Here's the first one: Super Mario Run. And to kick things off with a big, new year bang, let's start with a song...
Run Mario,
Run Mario,
Run! Run! Run!
Here comes an opinion that you probably won't like,
You're a sexist pig,
You're objectifying women,
Your adventures are full of stale, retrograde gender stereotypes,
You're unsuitable for children,
Run Mario,
Run Mario,
Run! Run! Run!
Reviews of Super Mario Run were not kind - at least, not from customers on the Apple Store. Too expensive at a penny under £8, not enough free content, and people angry that in order to play they need an Internet connection - not much use if you commute on the London Underground, or live in 1887, ages before Wifi was invented. Yadda yadda bing.
The negative reviews were a drop-kick to Nintendo's shares/testiballs, and though the company is big enough to shoulder the pain, it can't have been what Nintendo wanted from the smartphone debut of its biggest character.
Is this just a case of idiots grumbling like idiots, and jumping on a bandwagon once again? Well... a bit. There's no denying that Nintendo's decision to require an Internet connection - "to thwart pirates" - is a stupid, paranoid one, which has never been a good idea. I mean, just ask Microsoft.
However, perhaps most hysterically, further evidence that Super Mario Run had a target painted on its dungarees came when it got hit with absurd claims of being sexist.
You see, Princess Peach is kidnapped, offers to bake Mario a cake, and can only be "won" as a playable character using "coins", thus reducing her - and Toadette - to the status of trinkets. Or - worse - Russian mail-order brides.
As far as I'm concerned, none of the things Super Mario Run was criticised for were particularly valid. It felt like opinion engineering for the sake of it. These misplaced criticisims also obscured the most important matter: whether Super Mario Run is actually any good or not.
When it was first announced, Super Mario Run was mistaken for some sort of an endless runner thing, but it isn't.
It's a Mario game in which the running is done for you. There's a real big difference.
Levels are finite, they're not random, and the only thing you control is the jumping. Nintendo saw the importance of making Super Mario Run playable with just one hand, thus leaving the other free to do things, like waving at a brave horse, repeatedly opening and closing a musician's drawer, or pointing at a clow-clow.

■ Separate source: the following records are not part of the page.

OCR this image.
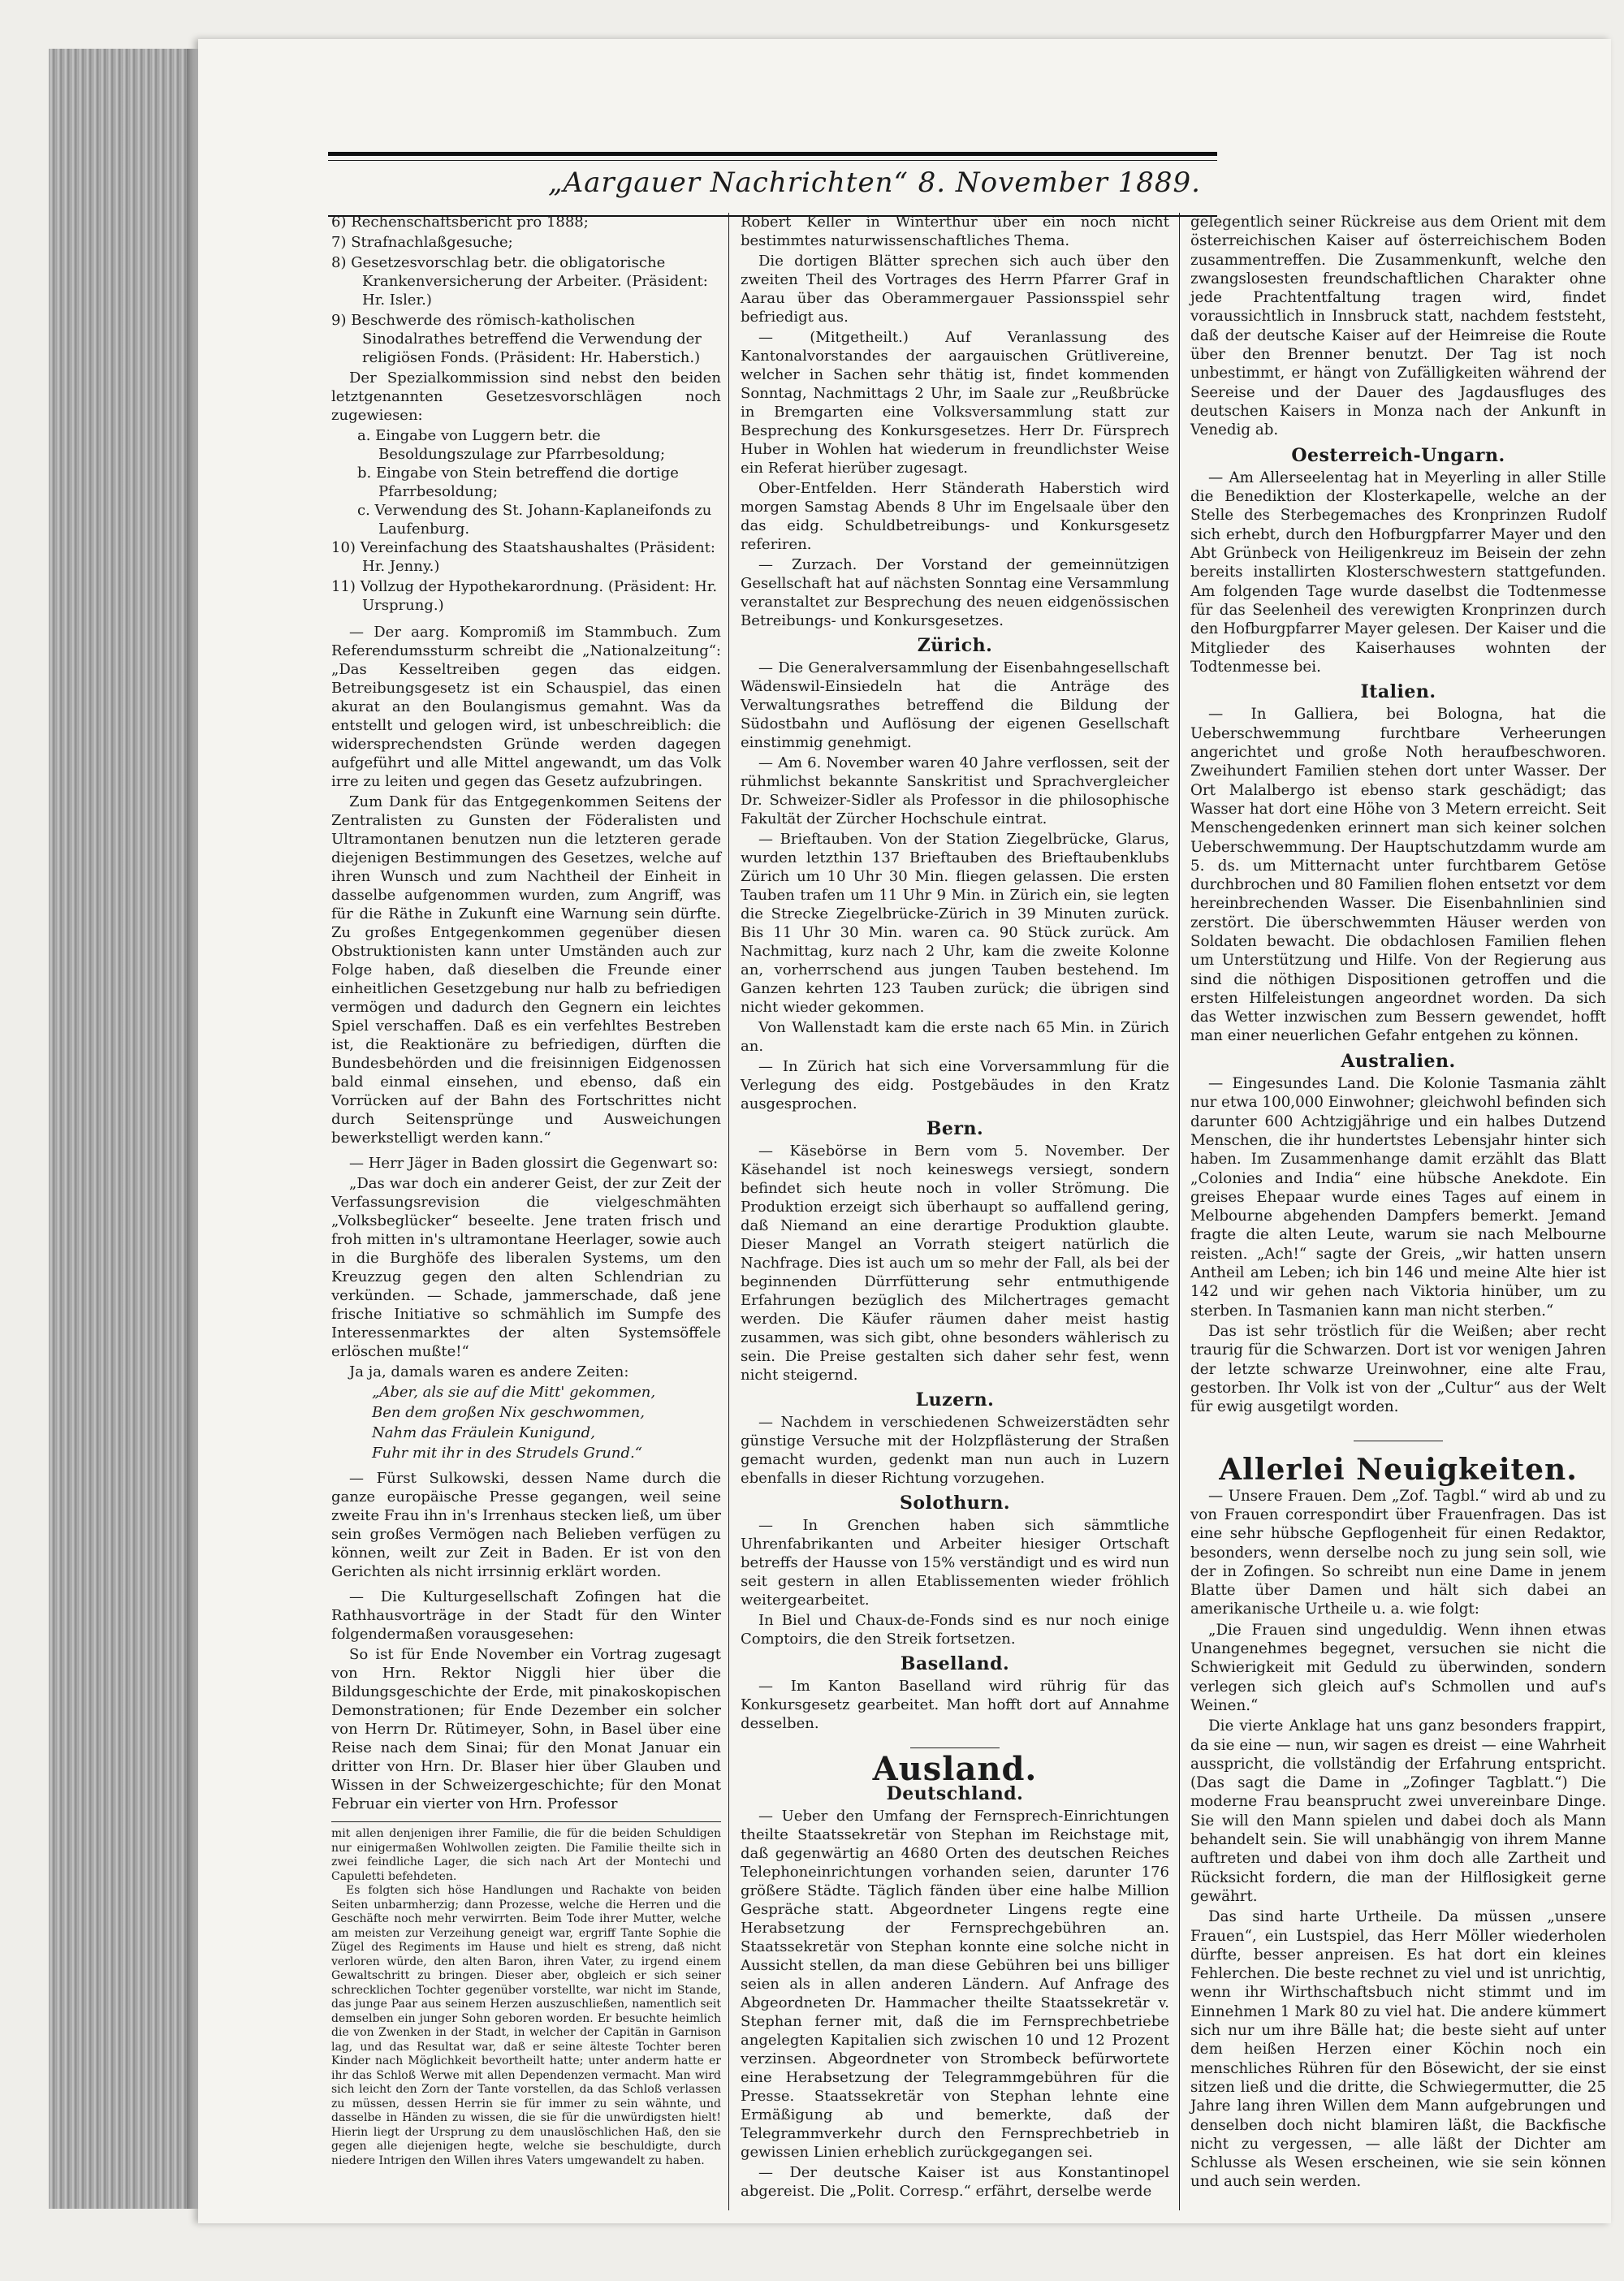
„Aargauer Nachrichten“ 8. November 1889.
6) Rechenschaftsbericht pro 1888;
7) Strafnachlaßgesuche;
8) Gesetzesvorschlag betr. die obligatorische Krankenversicherung der Arbeiter. (Präsident: Hr. Isler.)
9) Beschwerde des römisch-katholischen Sinodalrathes betreffend die Verwendung der religiösen Fonds. (Präsident: Hr. Haberstich.)

Der Spezialkommission sind nebst den beiden letztgenannten Gesetzesvorschlägen noch zugewiesen:

a. Eingabe von Luggern betr. die Besoldungszulage zur Pfarrbesoldung;
b. Eingabe von Stein betreffend die dortige Pfarrbesoldung;
c. Verwendung des St. Johann-Kaplaneifonds zu Laufenburg.
10) Vereinfachung des Staatshaushaltes (Präsident: Hr. Jenny.)
11) Vollzug der Hypothekarordnung. (Präsident: Hr. Ursprung.)

— Der aarg. Kompromiß im Stammbuch. Zum Referendumssturm schreibt die „Nationalzeitung“: „Das Kesseltreiben gegen das eidgen. Betreibungsgesetz ist ein Schauspiel, das einen akurat an den Boulangismus gemahnt. Was da entstellt und gelogen wird, ist unbeschreiblich: die widersprechendsten Gründe werden dagegen aufgeführt und alle Mittel angewandt, um das Volk irre zu leiten und gegen das Gesetz aufzubringen.

Zum Dank für das Entgegenkommen Seitens der Zentralisten zu Gunsten der Föderalisten und Ultramontanen benutzen nun die letzteren gerade diejenigen Bestimmungen des Gesetzes, welche auf ihren Wunsch und zum Nachtheil der Einheit in dasselbe aufgenommen wurden, zum Angriff, was für die Räthe in Zukunft eine Warnung sein dürfte. Zu großes Entgegenkommen gegenüber diesen Obstruktionisten kann unter Umständen auch zur Folge haben, daß dieselben die Freunde einer einheitlichen Gesetzgebung nur halb zu befriedigen vermögen und dadurch den Gegnern ein leichtes Spiel verschaffen. Daß es ein verfehltes Bestreben ist, die Reaktionäre zu befriedigen, dürften die Bundesbehörden und die freisinnigen Eidgenossen bald einmal einsehen, und ebenso, daß ein Vorrücken auf der Bahn des Fortschrittes nicht durch Seitensprünge und Ausweichungen bewerkstelligt werden kann.“

— Herr Jäger in Baden glossirt die Gegenwart so:

„Das war doch ein anderer Geist, der zur Zeit der Verfassungsrevision die vielgeschmähten „Volksbeglücker“ beseelte. Jene traten frisch und froh mitten in's ultramontane Heerlager, sowie auch in die Burghöfe des liberalen Systems, um den Kreuzzug gegen den alten Schlendrian zu verkünden. — Schade, jammerschade, daß jene frische Initiative so schmählich im Sumpfe des Interessenmarktes der alten Systemsöffele erlöschen mußte!“

Ja ja, damals waren es andere Zeiten:

„Aber, als sie auf die Mitt' gekommen,
Ben dem großen Nix geschwommen,
Nahm das Fräulein Kunigund,
Fuhr mit ihr in des Strudels Grund.“

— Fürst Sulkowski, dessen Name durch die ganze europäische Presse gegangen, weil seine zweite Frau ihn in's Irrenhaus stecken ließ, um über sein großes Vermögen nach Belieben verfügen zu können, weilt zur Zeit in Baden. Er ist von den Gerichten als nicht irrsinnig erklärt worden.

— Die Kulturgesellschaft Zofingen hat die Rathhausvorträge in der Stadt für den Winter folgendermaßen vorausgesehen:

So ist für Ende November ein Vortrag zugesagt von Hrn. Rektor Niggli hier über die Bildungsgeschichte der Erde, mit pinakoskopischen Demonstrationen; für Ende Dezember ein solcher von Herrn Dr. Rütimeyer, Sohn, in Basel über eine Reise nach dem Sinai; für den Monat Januar ein dritter von Hrn. Dr. Blaser hier über Glauben und Wissen in der Schweizergeschichte; für den Monat Februar ein vierter von Hrn. Professor

mit allen denjenigen ihrer Familie, die für die beiden Schuldigen nur einigermaßen Wohlwollen zeigten. Die Familie theilte sich in zwei feindliche Lager, die sich nach Art der Montechi und Capuletti befehdeten.

Es folgten sich höse Handlungen und Rachakte von beiden Seiten unbarmherzig; dann Prozesse, welche die Herren und die Geschäfte noch mehr verwirrten. Beim Tode ihrer Mutter, welche am meisten zur Verzeihung geneigt war, ergriff Tante Sophie die Zügel des Regiments im Hause und hielt es streng, daß nicht verloren würde, den alten Baron, ihren Vater, zu irgend einem Gewaltschritt zu bringen. Dieser aber, obgleich er sich seiner schrecklichen Tochter gegenüber vorstellte, war nicht im Stande, das junge Paar aus seinem Herzen auszuschließen, namentlich seit demselben ein junger Sohn geboren worden. Er besuchte heimlich die von Zwenken in der Stadt, in welcher der Capitän in Garnison lag, und das Resultat war, daß er seine älteste Tochter beren Kinder nach Möglichkeit bevortheilt hatte; unter anderm hatte er ihr das Schloß Werwe mit allen Dependenzen vermacht. Man wird sich leicht den Zorn der Tante vorstellen, da das Schloß verlassen zu müssen, dessen Herrin sie für immer zu sein wähnte, und dasselbe in Händen zu wissen, die sie für die unwürdigsten hielt! Hierin liegt der Ursprung zu dem unauslöschlichen Haß, den sie gegen alle diejenigen hegte, welche sie beschuldigte, durch niedere Intrigen den Willen ihres Vaters umgewandelt zu haben.

Robert Keller in Winterthur über ein noch nicht bestimmtes naturwissenschaftliches Thema.

Die dortigen Blätter sprechen sich auch über den zweiten Theil des Vortrages des Herrn Pfarrer Graf in Aarau über das Oberammergauer Passionsspiel sehr befriedigt aus.

— (Mitgetheilt.) Auf Veranlassung des Kantonalvorstandes der aargauischen Grütlivereine, welcher in Sachen sehr thätig ist, findet kommenden Sonntag, Nachmittags 2 Uhr, im Saale zur „Reußbrücke in Bremgarten eine Volksversammlung statt zur Besprechung des Konkursgesetzes. Herr Dr. Fürsprech Huber in Wohlen hat wiederum in freundlichster Weise ein Referat hierüber zugesagt.

Ober-Entfelden. Herr Ständerath Haberstich wird morgen Samstag Abends 8 Uhr im Engelsaale über den das eidg. Schuldbetreibungs- und Konkursgesetz referiren.

— Zurzach. Der Vorstand der gemeinnützigen Gesellschaft hat auf nächsten Sonntag eine Versammlung veranstaltet zur Besprechung des neuen eidgenössischen Betreibungs- und Konkursgesetzes.

Zürich.

— Die Generalversammlung der Eisenbahngesellschaft Wädenswil-Einsiedeln hat die Anträge des Verwaltungsrathes betreffend die Bildung der Südostbahn und Auflösung der eigenen Gesellschaft einstimmig genehmigt.

— Am 6. November waren 40 Jahre verflossen, seit der rühmlichst bekannte Sanskritist und Sprachvergleicher Dr. Schweizer-Sidler als Professor in die philosophische Fakultät der Zürcher Hochschule eintrat.

— Brieftauben. Von der Station Ziegelbrücke, Glarus, wurden letzthin 137 Brieftauben des Brieftaubenklubs Zürich um 10 Uhr 30 Min. fliegen gelassen. Die ersten Tauben trafen um 11 Uhr 9 Min. in Zürich ein, sie legten die Strecke Ziegelbrücke-Zürich in 39 Minuten zurück. Bis 11 Uhr 30 Min. waren ca. 90 Stück zurück. Am Nachmittag, kurz nach 2 Uhr, kam die zweite Kolonne an, vorherrschend aus jungen Tauben bestehend. Im Ganzen kehrten 123 Tauben zurück; die übrigen sind nicht wieder gekommen.

Von Wallenstadt kam die erste nach 65 Min. in Zürich an.

— In Zürich hat sich eine Vorversammlung für die Verlegung des eidg. Postgebäudes in den Kratz ausgesprochen.

Bern.

— Käsebörse in Bern vom 5. November. Der Käsehandel ist noch keineswegs versiegt, sondern befindet sich heute noch in voller Strömung. Die Produktion erzeigt sich überhaupt so auffallend gering, daß Niemand an eine derartige Produktion glaubte. Dieser Mangel an Vorrath steigert natürlich die Nachfrage. Dies ist auch um so mehr der Fall, als bei der beginnenden Dürrfütterung sehr entmuthigende Erfahrungen bezüglich des Milchertrages gemacht werden. Die Käufer räumen daher meist hastig zusammen, was sich gibt, ohne besonders wählerisch zu sein. Die Preise gestalten sich daher sehr fest, wenn nicht steigernd.

Luzern.

— Nachdem in verschiedenen Schweizerstädten sehr günstige Versuche mit der Holzpflästerung der Straßen gemacht wurden, gedenkt man nun auch in Luzern ebenfalls in dieser Richtung vorzugehen.

Solothurn.

— In Grenchen haben sich sämmtliche Uhrenfabrikanten und Arbeiter hiesiger Ortschaft betreffs der Hausse von 15% verständigt und es wird nun seit gestern in allen Etablissementen wieder fröhlich weitergearbeitet.

In Biel und Chaux-de-Fonds sind es nur noch einige Comptoirs, die den Streik fortsetzen.

Baselland.

— Im Kanton Baselland wird rührig für das Konkursgesetz gearbeitet. Man hofft dort auf Annahme desselben.

Ausland.
Deutschland.

— Ueber den Umfang der Fernsprech-Einrichtungen theilte Staatssekretär von Stephan im Reichstage mit, daß gegenwärtig an 4680 Orten des deutschen Reiches Telephoneinrichtungen vorhanden seien, darunter 176 größere Städte. Täglich fänden über eine halbe Million Gespräche statt. Abgeordneter Lingens regte eine Herabsetzung der Fernsprechgebühren an. Staatssekretär von Stephan konnte eine solche nicht in Aussicht stellen, da man diese Gebühren bei uns billiger seien als in allen anderen Ländern. Auf Anfrage des Abgeordneten Dr. Hammacher theilte Staatssekretär v. Stephan ferner mit, daß die im Fernsprechbetriebe angelegten Kapitalien sich zwischen 10 und 12 Prozent verzinsen. Abgeordneter von Strombeck befürwortete eine Herabsetzung der Telegrammgebühren für die Presse. Staatssekretär von Stephan lehnte eine Ermäßigung ab und bemerkte, daß der Telegrammverkehr durch den Fernsprechbetrieb in gewissen Linien erheblich zurückgegangen sei.

— Der deutsche Kaiser ist aus Konstantinopel abgereist. Die „Polit. Corresp.“ erfährt, derselbe werde

gelegentlich seiner Rückreise aus dem Orient mit dem österreichischen Kaiser auf österreichischem Boden zusammentreffen. Die Zusammenkunft, welche den zwangslosesten freundschaftlichen Charakter ohne jede Prachtentfaltung tragen wird, findet voraussichtlich in Innsbruck statt, nachdem feststeht, daß der deutsche Kaiser auf der Heimreise die Route über den Brenner benutzt. Der Tag ist noch unbestimmt, er hängt von Zufälligkeiten während der Seereise und der Dauer des Jagdausfluges des deutschen Kaisers in Monza nach der Ankunft in Venedig ab.

Oesterreich-Ungarn.

— Am Allerseelentag hat in Meyerling in aller Stille die Benediktion der Klosterkapelle, welche an der Stelle des Sterbegemaches des Kronprinzen Rudolf sich erhebt, durch den Hofburgpfarrer Mayer und den Abt Grünbeck von Heiligenkreuz im Beisein der zehn bereits installirten Klosterschwestern stattgefunden. Am folgenden Tage wurde daselbst die Todtenmesse für das Seelenheil des verewigten Kronprinzen durch den Hofburgpfarrer Mayer gelesen. Der Kaiser und die Mitglieder des Kaiserhauses wohnten der Todtenmesse bei.

Italien.

— In Galliera, bei Bologna, hat die Ueberschwemmung furchtbare Verheerungen angerichtet und große Noth heraufbeschworen. Zweihundert Familien stehen dort unter Wasser. Der Ort Malalbergo ist ebenso stark geschädigt; das Wasser hat dort eine Höhe von 3 Metern erreicht. Seit Menschengedenken erinnert man sich keiner solchen Ueberschwemmung. Der Hauptschutzdamm wurde am 5. ds. um Mitternacht unter furchtbarem Getöse durchbrochen und 80 Familien flohen entsetzt vor dem hereinbrechenden Wasser. Die Eisenbahnlinien sind zerstört. Die überschwemmten Häuser werden von Soldaten bewacht. Die obdachlosen Familien flehen um Unterstützung und Hilfe. Von der Regierung aus sind die nöthigen Dispositionen getroffen und die ersten Hilfeleistungen angeordnet worden. Da sich das Wetter inzwischen zum Bessern gewendet, hofft man einer neuerlichen Gefahr entgehen zu können.

Australien.

— Eingesundes Land. Die Kolonie Tasmania zählt nur etwa 100,000 Einwohner; gleichwohl befinden sich darunter 600 Achtzigjährige und ein halbes Dutzend Menschen, die ihr hundertstes Lebensjahr hinter sich haben. Im Zusammenhange damit erzählt das Blatt „Colonies and India“ eine hübsche Anekdote. Ein greises Ehepaar wurde eines Tages auf einem in Melbourne abgehenden Dampfers bemerkt. Jemand fragte die alten Leute, warum sie nach Melbourne reisten. „Ach!“ sagte der Greis, „wir hatten unsern Antheil am Leben; ich bin 146 und meine Alte hier ist 142 und wir gehen nach Viktoria hinüber, um zu sterben. In Tasmanien kann man nicht sterben.“

Das ist sehr tröstlich für die Weißen; aber recht traurig für die Schwarzen. Dort ist vor wenigen Jahren der letzte schwarze Ureinwohner, eine alte Frau, gestorben. Ihr Volk ist von der „Cultur“ aus der Welt für ewig ausgetilgt worden.

Allerlei Neuigkeiten.

— Unsere Frauen. Dem „Zof. Tagbl.“ wird ab und zu von Frauen correspondirt über Frauenfragen. Das ist eine sehr hübsche Gepflogenheit für einen Redaktor, besonders, wenn derselbe noch zu jung sein soll, wie der in Zofingen. So schreibt nun eine Dame in jenem Blatte über Damen und hält sich dabei an amerikanische Urtheile u. a. wie folgt:

„Die Frauen sind ungeduldig. Wenn ihnen etwas Unangenehmes begegnet, versuchen sie nicht die Schwierigkeit mit Geduld zu überwinden, sondern verlegen sich gleich auf's Schmollen und auf's Weinen.“

Die vierte Anklage hat uns ganz besonders frappirt, da sie eine — nun, wir sagen es dreist — eine Wahrheit ausspricht, die vollständig der Erfahrung entspricht. (Das sagt die Dame in „Zofinger Tagblatt.“) Die moderne Frau beansprucht zwei unvereinbare Dinge. Sie will den Mann spielen und dabei doch als Mann behandelt sein. Sie will unabhängig von ihrem Manne auftreten und dabei von ihm doch alle Zartheit und Rücksicht fordern, die man der Hilflosigkeit gerne gewährt.

Das sind harte Urtheile. Da müssen „unsere Frauen“, ein Lustspiel, das Herr Möller wiederholen dürfte, besser anpreisen. Es hat dort ein kleines Fehlerchen. Die beste rechnet zu viel und ist unrichtig, wenn ihr Wirthschaftsbuch nicht stimmt und im Einnehmen 1 Mark 80 zu viel hat. Die andere kümmert sich nur um ihre Bälle hat; die beste sieht auf unter dem heißen Herzen einer Köchin noch ein menschliches Rühren für den Bösewicht, der sie einst sitzen ließ und die dritte, die Schwiegermutter, die 25 Jahre lang ihren Willen dem Mann aufgebrungen und denselben doch nicht blamiren läßt, die Backfische nicht zu vergessen, — alle läßt der Dichter am Schlusse als Wesen erscheinen, wie sie sein können und auch sein werden.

It's almost a puzzle game - where the biggest challenge you face is that forward momentum. Collecting the coins is more of a focus than it has ever been before in a Mario game. Completing the levels isn't difficult; completing them and getting all the purple coins can be a headache when you just can't stop. You know: like when you eat too many Pringles.
Occasionally you'll run onto a pause block, giving you a moment to take stock - though the countdown timer doesn't allow you to rest for long.
TROPE ON A ROPE
Beyond that, all the standard Mario tropes are intact; blocks, buttons, coins, platforms and familiar enemies (in a change to convention, you'll automatically leapfrog ground-based enemies if you run into them).
There's a multiplayer, of sorts, where you race against the ghosts of other players. Any coins earned in this mode allow you to buy decorations for the world map, which let you design your own Mushroom Kingdom. Which is a nice touch.
On one hand (ha ha), it's very clever - Nintendo clearly considering the limitations of smartphone gaming rather than making a standard Mario platformer, using a horrible virtual touch-screen d-pad. On the other hand, it just isn't anywhere near as much fun as a regular Mario game. Which might've been too much to ask for £8.
Nevertheless, it feels a bit like a halfway house, Nintendo trying to have Princess Peach's cake and eat it (which is exactly the sort of thing they'd do - down with the patriarchy!).
Rather than go the route of a game such as, say, Lara Croft Go - which radically reinterpreted the Tomb Raider character for on-the-go gaming - Super Mario Run feels like it adheres too closely to the original gameplay, while removing the parts of it which have traditionally been the most fun. Perhaps Shigeru Miyamoto was making some sort of meta point about a subjugated male being castrated by a shrew. Sounds like him...
SUMMARY: Mediocre Mario Run more like.
SCORE: Three sexisms out of five sexisms.